Requires Python ≥ 3.11.


🚀 Quick Start

from azure_openai_blaster import AzureLLMBlaster
import concurrent.futures

config = {
  "strategy": "weighted",  # currently only 'weighted' implemented
  "deployments": [
    {
      "name": "gpt-4o",
      "endpoint": "https://my-aoai-resource.openai.azure.com/",
      "api_key": "YOUR_KEY",          # or "default" / "az" / "interactive"
      "model": "gpt-4o",
      "weight": 2,
      "temperature": 0.2,
      "max_completion_tokens": 512
    },
    {
      "name": "gpt-4o-backup",
      "endpoint": "https://my-aoai-resource-2.openai.azure.com/",
      "api_key": "default",
      "model": "gpt-4o-mini",
      "weight": 1
    }
  ],
  # Optional runtime overrides:
  # "num_workers": 16,
  # "max_job_retry": 5,
  # "worker_polling_interval": 0.5
}

blaster = AzureLLMBlaster.from_config(config, num_workers=12)

messages = [
  {"role": "system", "content": "You are concise."},
  {"role": "user", "content": "Summarize why backoff matters."},
]

# Blocking call (single request)
text = blaster.chat_completion(messages, temperature=0.1)
print(text)

# Or use the built-in future API (submit + later wait)
future = blaster.submit_chat_completion(messages)
result = future.result(timeout=30)

# Blocking calls executed concurrently via ThreadPoolExecutor
prompts = [
  "Summarize why backoff matters.",
  "Explain weighted round robin scheduling.",
  "List reasons endpoints get temporarily disabled.",
]

with concurrent.futures.ThreadPoolExecutor(max_workers=4) as executor:  # choose desired concurrency
  futures = [
    executor.submit(
      blaster.chat_completion,
      [
        {"role": "system", "content": "You are concise."},
        {"role": "user", "content": prompt},
      ],
      temperature=0.1,
    )
    for prompt in prompts
  ]
  for f in concurrent.futures.as_completed(futures):
    print(f.result())


blaster.close()

🧩 Config Schema

Each entry in deployments maps to AzureDeploymentConfig:

Field Required Description
name yes Identifier for logs/metrics
endpoint yes Base Azure OpenAI endpoint URL
api_key yes Key string or "default", "az", "interactive" for credential auth
model yes Deployed model name
api_version no (default: 2025-01-01-preview) API version
weight no (default: 1) Weighted share in round-robin
temperature no (default: 1.0) Per-endpoint temperature
max_completion_tokens no Cap on generation size
rpm_limit future Reserved; not enforced yet
tpm_limit future Reserved; not enforced yet

Top-level optional fields (fallback to constructor defaults): num_workers, max_job_retry, worker_polling_interval.
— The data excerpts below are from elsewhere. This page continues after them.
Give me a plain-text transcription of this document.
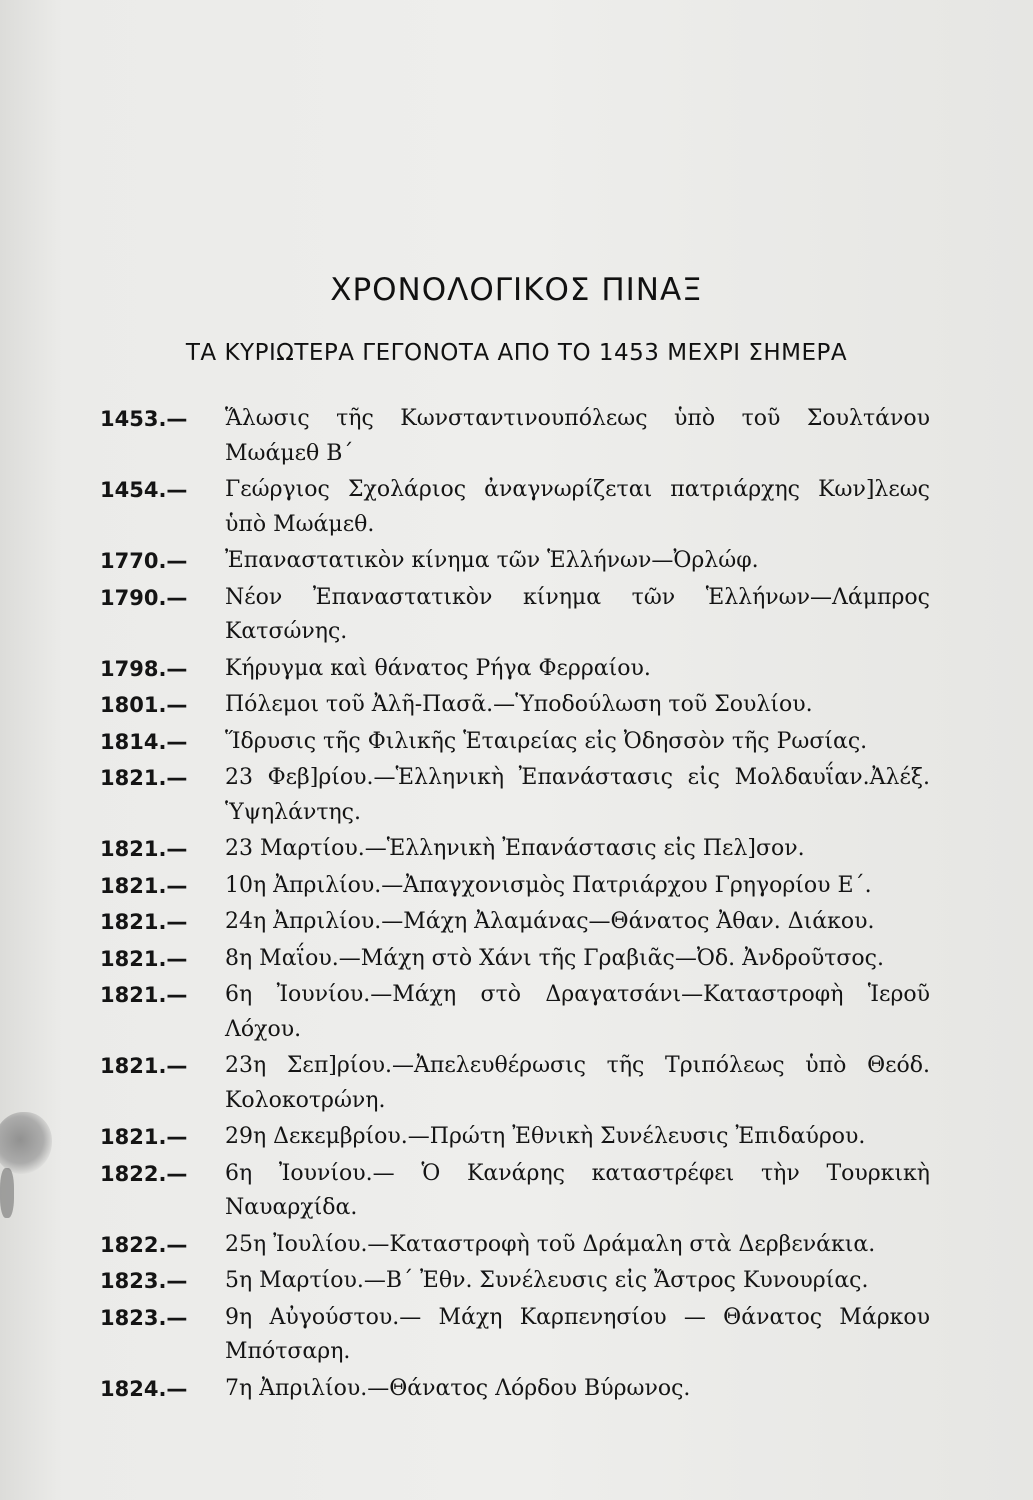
ΧΡΟΝΟΛΟΓΙΚΟΣ ΠΙΝΑΞ
ΤΑ ΚΥΡΙΩΤΕΡΑ ΓΕΓΟΝΟΤΑ ΑΠΟ ΤΟ 1453 ΜΕΧΡΙ ΣΗΜΕΡΑ
1453.—	Ἅλωσις τῆς Κωνσταντινουπόλεως ὑπὸ τοῦ Σουλτάνου Μωάμεθ Β΄
1454.—	Γεώργιος Σχολάριος ἀναγνωρίζεται πατριάρχης Κων]λεως ὑπὸ Μωάμεθ.
1770.—	Ἐπαναστατικὸν κίνημα τῶν Ἑλλήνων—Ὀρλώφ.
1790.—	Νέον Ἐπαναστατικὸν κίνημα τῶν Ἑλλήνων—Λάμπρος Κατσώνης.
1798.—	Κήρυγμα καὶ θάνατος Ρήγα Φερραίου.
1801.—	Πόλεμοι τοῦ Ἀλῆ-Πασᾶ.—Ὑποδούλωση τοῦ Σουλίου.
1814.—	Ἵδρυσις τῆς Φιλικῆς Ἑταιρείας εἰς Ὀδησσὸν τῆς Ρωσίας.
1821.—	23 Φεβ]ρίου.—Ἑλληνικὴ Ἐπανάστασις εἰς Μολδαυΐαν.Ἀλέξ. Ὑψηλάντης.
1821.—	23 Μαρτίου.—Ἑλληνικὴ Ἐπανάστασις εἰς Πελ]σον.
1821.—	10η Ἀπριλίου.—Ἀπαγχονισμὸς Πατριάρχου Γρηγορίου Ε΄.
1821.—	24η Ἀπριλίου.—Μάχη Ἀλαμάνας—Θάνατος Ἀθαν. Διάκου.
1821.—	8η Μαΐου.—Μάχη στὸ Χάνι τῆς Γραβιᾶς—Ὀδ. Ἀνδροῦτσος.
1821.—	6η Ἰουνίου.—Μάχη στὸ Δραγατσάνι—Καταστροφὴ Ἱεροῦ Λόχου.
1821.—	23η Σεπ]ρίου.—Ἀπελευθέρωσις τῆς Τριπόλεως ὑπὸ Θεόδ. Κολοκοτρώνη.
1821.—	29η Δεκεμβρίου.—Πρώτη Ἐθνικὴ Συνέλευσις Ἐπιδαύρου.
1822.—	6η Ἰουνίου.— Ὁ Κανάρης καταστρέφει τὴν Τουρκικὴ Ναυαρχίδα.
1822.—	25η Ἰουλίου.—Καταστροφὴ τοῦ Δράμαλη στὰ Δερβενάκια.
1823.—	5η Μαρτίου.—Β΄ Ἐθν. Συνέλευσις εἰς Ἄστρος Κυνουρίας.
1823.—	9η Αὐγούστου.— Μάχη Καρπενησίου — Θάνατος Μάρκου Μπότσαρη.
1824.—	7η Ἀπριλίου.—Θάνατος Λόρδου Βύρωνος.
strategy is reserved; currently only weighted round-robin scheduler is active.


🔄 Scheduling & Resilience

  • Weighted Round Robin: Endpoint appears in internal ring weight times; random initial shuffle.
  • Cooldown Handling: On RateLimitError, parses Retry-After header or message (fallback 15s); endpoint excluded until timestamp passes.
  • Transient Failures: APITimeoutError triggers exponential backoff: base * 2^(failure_streak-1).
  • Auto-Disable: After N consecutive transient failures (auto_disable_threshold=5), endpoint disabled with reason.
  • Retry Logic: Jobs retried up to max_job_retry if marked retryable; otherwise exception surfaces via the future/result.

📡 Streaming

text = blaster.chat_completion(messages, stream=True)

Internally collects streamed deltas into a single string. (Incremental callback API not yet implemented.)


🧪 Advanced Usage

Direct programmatic setup (bypass config dict):

from azure_openai_blaster import (
  AzureLLMBlaster, AzureDeploymentConfig, build_endpoint_states
)

cfgs = [
  AzureDeploymentConfig(
    name="primary",
    endpoint="https://...",
    api_key="default",
    model="gpt-4o",
    weight=3,
    temperature=0.2,
  ),
  AzureDeploymentConfig(
    name="backup",
    endpoint="https://...",
    api_key="YOUR_KEY",
    model="gpt-4o-mini",
    weight=1,
  ),
]

states = build_endpoint_states({"deployments": [c.__dict__ for c in cfgs]})
blaster = AzureLLMBlaster(endpoints=states, num_workers=10)

Inspect endpoint health:

for state in states:
  print(state.report())

⚠️ Limitations / Roadmap

  • rpm_limit / tpm_limit not enforced yet.
  • Single scheduling strategy.
  • No async interface (threaded only).
  • No partial-stream callback surface.
  • No metrics export integration (you can poll .report() manually).

🧪 Testing / Dev

git clone https://github.com/jinu-jang/aoai-blaster
cd aoai-blaster
pip install -e ".[dev]"

🤝 Contributing

Pre-alpha; feedback & PRs welcome.

  1. Fork & branch
  2. Add/adjust tests
  3. Maintain formatting (black, isort)
  4. Conventional commits preferred

📄 License

MIT © 2025 Jinu Jang.

Project details


Download files

Download the file for your platform. If you're not sure which to choose, learn more about installing packages.

Source Distribution

azure_openai_blaster-0.1.0.tar.gz (14.0 kB view details)

Uploaded Source

Built Distribution

If you're not sure about the file name format, learn more about wheel file names.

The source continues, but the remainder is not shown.